Sure, some movies need to have a sequel – but a prequel? Really? I’d be lying if I didn’t say I liked some of the prequels, but I also believe there are some great books just itching to be screen plays.
In fact, as I write I see the “production” in my head. That doesn’t mean I have any illusions about my books becoming screen plays and ending up as movies. It does, however, allow me to “see” what I’m writing. As I write, I picture the scene. Then it’s my job to tell the reader what I see, using as many senses as possible as in my earlier blogs.
The best part about this is where I get to go. I’ve been lucky enough to travel the U.S. a few times as well as abroad. I love to travel and I’m convinced I should have been a long distance trucker. Ah, well, guess I’ll just have to write about that instead. Anyway, since I haven’t been to every city in every state, I get to invent my own. How’s that for power?
On the rare occasion that I write about something non-fabricated, I do a lot of research first. I start simple and then delve deeper as my own plot takes momentum. I make sure that seasons and scenery match.
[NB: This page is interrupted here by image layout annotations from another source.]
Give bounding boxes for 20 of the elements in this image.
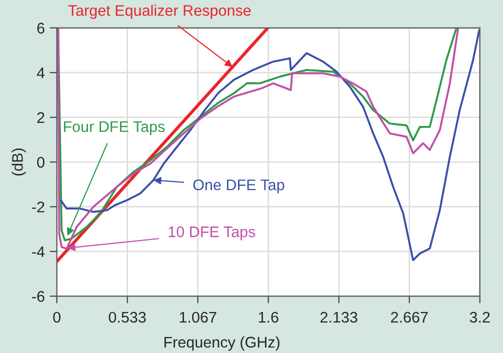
annotation: One DFE Tap (193, 179, 284, 194)
x-tick-label: 2.667 (391, 312, 428, 323)
x-tick-label: 0.533 (108, 312, 146, 323)
y-tick-label: -2 (32, 202, 44, 212)
y-tick-label: 0 (37, 156, 44, 168)
x-tick-label: 2.133 (320, 312, 358, 323)
y-axis-title: (dB) (12, 148, 26, 176)
y-tick-label: 2 (37, 112, 44, 123)
x-tick-label: 3.2 (470, 312, 490, 323)
annotation: Target Equalizer Response (68, 4, 251, 19)
x-tick-label: 0 (53, 312, 60, 323)
y-tick-label: -4 (32, 246, 45, 257)
y-tick-label: -6 (32, 291, 44, 302)
y-tick-label: 6 (37, 22, 44, 34)
annotation: Four DFE Taps (64, 121, 165, 136)
x-axis-title: Frequency (GHz) (164, 336, 280, 351)
annotation: 10 DFE Taps (168, 226, 256, 240)
y-tick-label: 4 (36, 68, 45, 78)
x-tick-label: 1.6 (258, 312, 278, 323)
x-tick-label: 1.067 (180, 312, 216, 323)
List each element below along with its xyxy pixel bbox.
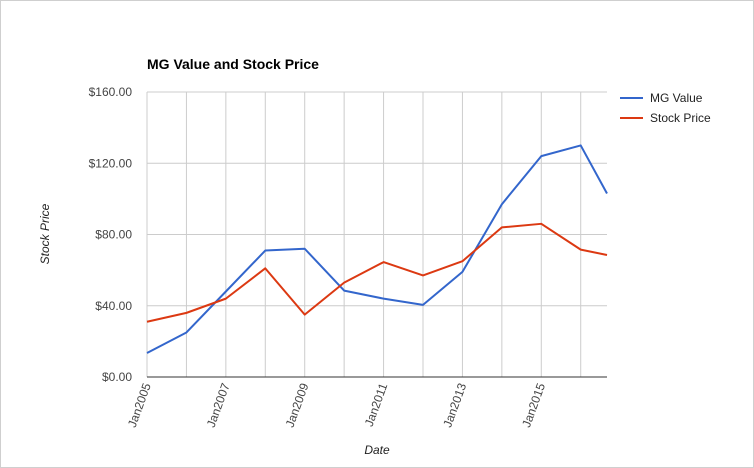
x-axis-tick-labels: Jan2005 Jan2007 Jan2009 Jan2011 Jan2013 Jan20… <box>125 381 548 429</box>
x-axis-label: Date <box>364 443 390 457</box>
y-tick-label: $160.00 <box>89 85 133 99</box>
y-tick-label: $0.00 <box>102 370 132 384</box>
x-tick-label: Jan2007 <box>204 381 233 429</box>
legend: MG Value Stock Price <box>620 91 711 125</box>
x-tick-label: Jan2013 <box>440 381 469 429</box>
x-tick-label: Jan2011 <box>362 381 391 429</box>
x-tick-label: Jan2005 <box>125 381 154 429</box>
legend-label: Stock Price <box>650 111 711 125</box>
series-line-mg-value <box>146 144 608 354</box>
y-tick-label: $40.00 <box>95 299 132 313</box>
series-line-stock-price <box>146 222 608 323</box>
gridlines <box>146 91 607 378</box>
y-axis-tick-labels: $0.00 $40.00 $80.00 $120.00 $160.00 <box>89 85 133 384</box>
legend-label: MG Value <box>650 91 703 105</box>
y-tick-label: $80.00 <box>95 228 132 242</box>
series-lines <box>146 144 608 354</box>
x-tick-label: Jan2015 <box>519 381 548 429</box>
chart-title: MG Value and Stock Price <box>147 56 319 72</box>
x-tick-label: Jan2009 <box>283 381 312 429</box>
y-axis-label: Stock Price <box>38 203 52 264</box>
y-tick-label: $120.00 <box>89 156 133 170</box>
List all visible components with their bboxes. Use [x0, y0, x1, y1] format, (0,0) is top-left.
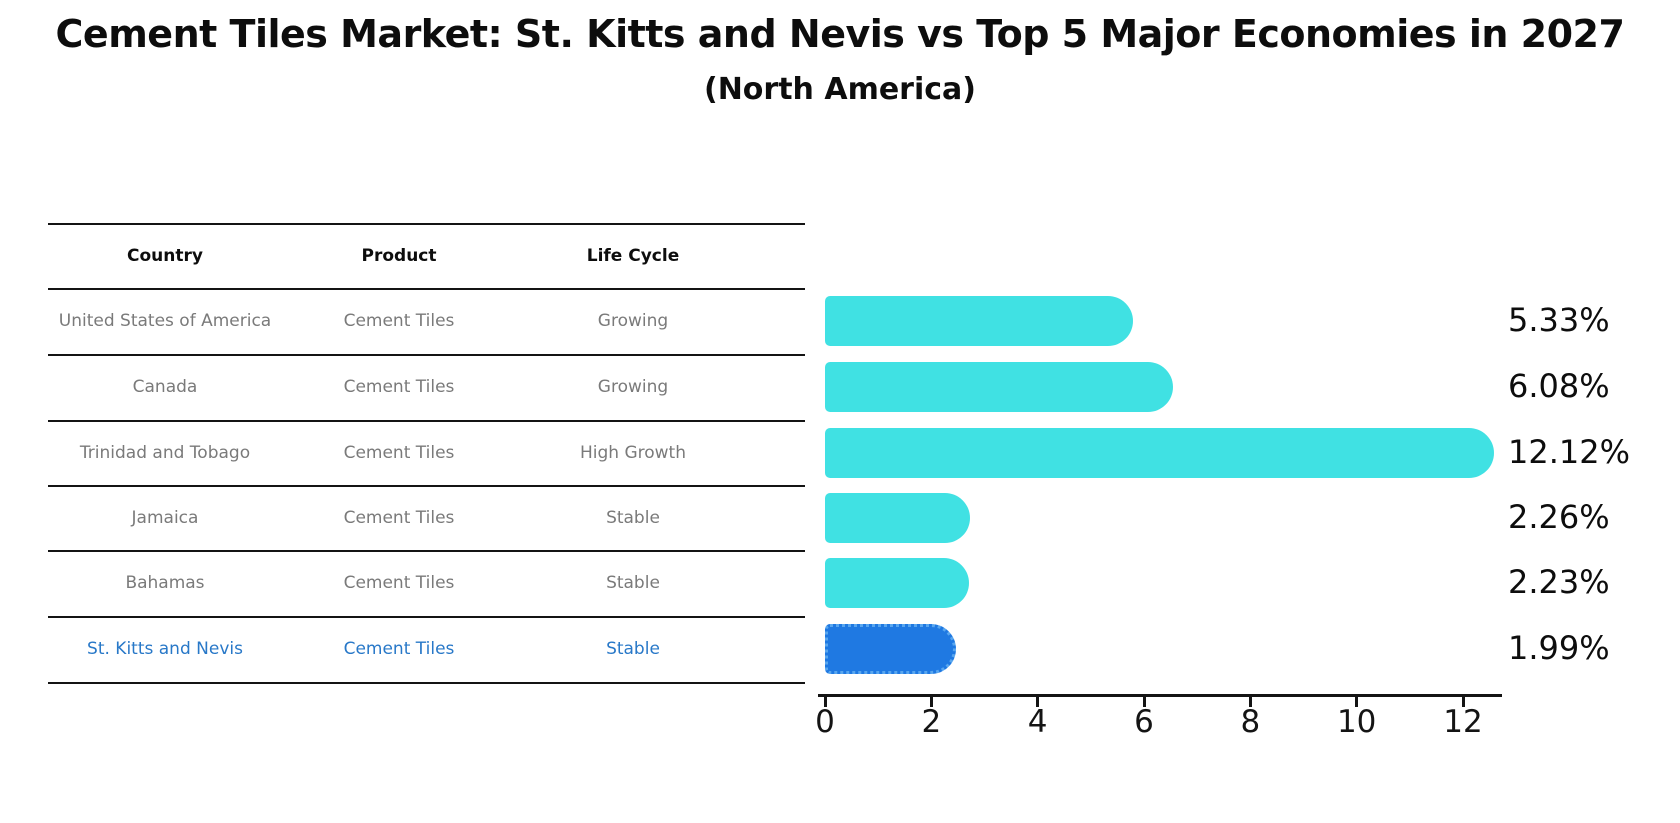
bar: [825, 492, 970, 543]
column-header-life-cycle: Life Cycle: [586, 245, 680, 266]
table-cell-country: United States of America: [58, 311, 272, 331]
bar-value-label: 1.99%: [1508, 629, 1610, 667]
column-header-country: Country: [127, 245, 203, 266]
table-header-row: Country Product Life Cycle: [48, 223, 750, 288]
bar: [825, 362, 1173, 412]
chart-subtitle: (North America): [703, 72, 976, 107]
x-axis-tick-label: 2: [921, 704, 942, 740]
table-cell-country: St. Kitts and Nevis: [87, 639, 243, 659]
table-cell-country: Bahamas: [125, 573, 205, 593]
table-cell-product: Cement Tiles: [343, 311, 455, 331]
table-cell-country: Trinidad and Tobago: [79, 442, 251, 463]
bar: [825, 558, 969, 608]
table-cell-country: Canada: [132, 377, 198, 397]
table-row: Canada Cement Tiles Growing: [48, 354, 750, 420]
chart-title: Cement Tiles Market: St. Kitts and Nevis…: [55, 12, 1625, 56]
x-axis-tick: [1461, 697, 1465, 707]
table-cell-life-cycle: Growing: [597, 377, 669, 397]
bar-value-label: 6.08%: [1508, 367, 1610, 405]
bar-value-label: 2.26%: [1508, 497, 1610, 536]
table-rule: [48, 223, 805, 225]
table-cell-life-cycle: Growing: [597, 311, 669, 331]
table-cell-life-cycle: Stable: [606, 573, 660, 593]
table-rule: [48, 485, 805, 487]
table-cell-product: Cement Tiles: [343, 507, 455, 528]
x-axis-tick-label: 6: [1134, 704, 1154, 740]
table-rule: [48, 354, 805, 356]
table-cell-life-cycle: Stable: [606, 639, 660, 659]
bar-value-label: 5.33%: [1508, 301, 1610, 339]
x-axis-tick-label: 10: [1336, 704, 1377, 740]
table-cell-life-cycle: High Growth: [579, 442, 686, 463]
bar-highlight: [825, 624, 956, 674]
x-axis-tick: [1142, 697, 1146, 707]
table-row: Jamaica Cement Tiles Stable: [48, 485, 750, 550]
bar-value-label: 2.23%: [1508, 563, 1610, 601]
x-axis-line: [818, 694, 1502, 697]
table-cell-product: Cement Tiles: [343, 573, 455, 593]
table-cell-product: Cement Tiles: [343, 639, 455, 659]
table-row: Bahamas Cement Tiles Stable: [48, 550, 750, 616]
bar-value-label: 12.12%: [1508, 432, 1631, 471]
x-axis-tick: [929, 697, 933, 707]
table-cell-country: Jamaica: [131, 507, 199, 528]
table-rule: [48, 616, 805, 618]
x-axis-tick-label: 4: [1027, 704, 1048, 740]
table-rule: [48, 682, 805, 684]
x-axis-tick-label: 12: [1443, 704, 1483, 740]
bar: [825, 427, 1494, 478]
bar: [825, 296, 1133, 346]
table-row: St. Kitts and Nevis Cement Tiles Stable: [48, 616, 750, 682]
column-header-product: Product: [361, 245, 437, 266]
x-axis-tick: [823, 697, 827, 707]
x-axis-tick-label: 0: [815, 704, 835, 740]
table-cell-life-cycle: Stable: [606, 507, 660, 528]
x-axis-tick: [1355, 697, 1359, 707]
table-rule: [48, 550, 805, 552]
x-axis-tick-label: 8: [1240, 704, 1261, 740]
x-axis-tick: [1036, 697, 1040, 707]
table-row: United States of America Cement Tiles Grow…: [48, 288, 750, 354]
table-row: Trinidad and Tobago Cement Tiles High Grow…: [48, 420, 750, 485]
table-cell-product: Cement Tiles: [343, 377, 455, 397]
table-rule: [48, 288, 805, 290]
table-rule: [48, 420, 805, 422]
table-cell-product: Cement Tiles: [343, 442, 455, 463]
x-axis-tick: [1248, 697, 1252, 707]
I make sure cities have the buildings I describe and gather pictures of those buildings so I can describe them to readers who haven’t been there yet. I try to capture the essence of the people who live there.
Growing up on the East Coast, I can’t tell you the culture shock of just moving to the West. There is truly a different mindset here. I would totally misrepresent these places if I didn’t research true places I have chosen to write about. That’s why most writing teachers will tell their students to write about what they know.
Of course, there is a little of me in all my books. I just look different in each one! That’s another cool aspect about writing. As your characters develop and surprises you (oh yes they will!), there is a feeling of pride. Their presence is larger than the big screen Hollywood production going on in your head. Just as the reader lives through the characters, the writer has been there first.
Authors who are lucky enough to have developed a character which readers fall in love with, are also smart enough to present that character in future novels. Now here’s the stuff for movies, right? One heroine, spurned by true love, throws herself into her work, or perhaps a flawed detective who we all fall in love with solves many a crime. These characters are as alive to the reader as any on the silver screen.
So how do we show the reader our own production? We carefully form the world around them. Whether there are flashbacks, fight scenes or lustful love trysts, we must produce interest, emotion and realism so the reader can see the story we have created on the page.
Will we all be asked to do a screen play for our books? Wouldn’t that be lovely? But for most of us, we prefer to relive our story in its original form and not the “made-for-TV version”. Still, the draw is there and the possibilities are as endless as our own imaginations.